The film offers a wonderful insight into globalization by following the journey of a bead. It is made by the world's largest producer of beads and other Mardi Gras trinkets at a disciplined factory in Fuzhou and used by revelers in the New Orleans Mardi Gras, where the beads offer a peek at a naked breast.
The film juxtaposes candid comments from the Chinese boss of the bead factory and the American buyer at the other end. It also captures the Chinese workers' reactions when they are shown where the product of their hard work ends up, making for an interesting comment on capitalism and globalization.

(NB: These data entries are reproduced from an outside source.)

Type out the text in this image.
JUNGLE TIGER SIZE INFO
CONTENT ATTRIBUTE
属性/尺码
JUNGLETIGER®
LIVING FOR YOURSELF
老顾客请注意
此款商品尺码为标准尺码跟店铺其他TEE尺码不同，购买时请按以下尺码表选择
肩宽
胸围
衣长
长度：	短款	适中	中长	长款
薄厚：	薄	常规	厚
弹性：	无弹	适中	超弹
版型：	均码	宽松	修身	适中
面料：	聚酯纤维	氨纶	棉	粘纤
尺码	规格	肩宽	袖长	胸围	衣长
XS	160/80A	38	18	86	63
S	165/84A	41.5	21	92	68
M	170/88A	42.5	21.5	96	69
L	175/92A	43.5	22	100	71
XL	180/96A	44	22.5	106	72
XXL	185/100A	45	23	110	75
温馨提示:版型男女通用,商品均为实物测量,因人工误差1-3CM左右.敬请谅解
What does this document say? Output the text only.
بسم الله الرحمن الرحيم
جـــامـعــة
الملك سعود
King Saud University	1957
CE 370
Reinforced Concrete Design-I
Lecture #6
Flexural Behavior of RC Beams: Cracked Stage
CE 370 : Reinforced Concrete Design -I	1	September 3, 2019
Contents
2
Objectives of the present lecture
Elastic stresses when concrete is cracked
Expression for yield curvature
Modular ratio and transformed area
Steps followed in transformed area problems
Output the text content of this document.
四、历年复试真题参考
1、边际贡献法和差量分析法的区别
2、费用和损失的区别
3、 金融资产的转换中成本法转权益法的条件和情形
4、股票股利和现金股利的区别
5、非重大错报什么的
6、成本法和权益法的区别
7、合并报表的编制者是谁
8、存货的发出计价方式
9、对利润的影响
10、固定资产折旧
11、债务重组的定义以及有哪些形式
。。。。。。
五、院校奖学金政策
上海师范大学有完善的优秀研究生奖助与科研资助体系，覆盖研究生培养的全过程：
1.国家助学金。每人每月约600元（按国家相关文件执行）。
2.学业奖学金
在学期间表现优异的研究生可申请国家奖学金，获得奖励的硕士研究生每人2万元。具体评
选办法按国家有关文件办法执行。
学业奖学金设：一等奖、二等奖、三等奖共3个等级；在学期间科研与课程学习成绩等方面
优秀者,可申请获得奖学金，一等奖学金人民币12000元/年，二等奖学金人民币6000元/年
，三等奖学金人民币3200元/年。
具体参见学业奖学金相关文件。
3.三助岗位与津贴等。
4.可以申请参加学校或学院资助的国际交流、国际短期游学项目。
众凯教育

Another searing look at society, this film tells the story of girls who are lured into jobs but are actually sold. The main protagonist, a college graduate, thinks she is going to be working for a pharmacy but is forced to play wife to an illiterate man in a remote mountain region. It is unrelentingly bleak to the very end and the handheld camera gives it a shaky, edgy feel.
In this documentary, director Jennifer Baichwal follows the work of renowned Canadian artist Edward Burtynsky, known for his large-scale photographs of "manufactured landscapes" - recycling yards, factories, dams - and follows him through China as he details the effects of its massive industrialization. It looks at the centers of this industrial effort and their dumping grounds.
Concerning itself with the relationship between the old and the new, and of city and country, "The Road Home" specifically involves a young man living in the city who returns to his beautiful, peaceful but poor birthplace to attend the funeral of his father, the much revered local teacher. The inconsolable mother insists that he receive an old-style funeral, rarely seen since the Revolution, for which dozens of men will be required to accompany the coffin on the way to the place of burial. As the son organises the event, he recounts the burgeoning relationship of his young parents for whose romance the dusty, winding country road proved crucial. Hence its importance to the funeral.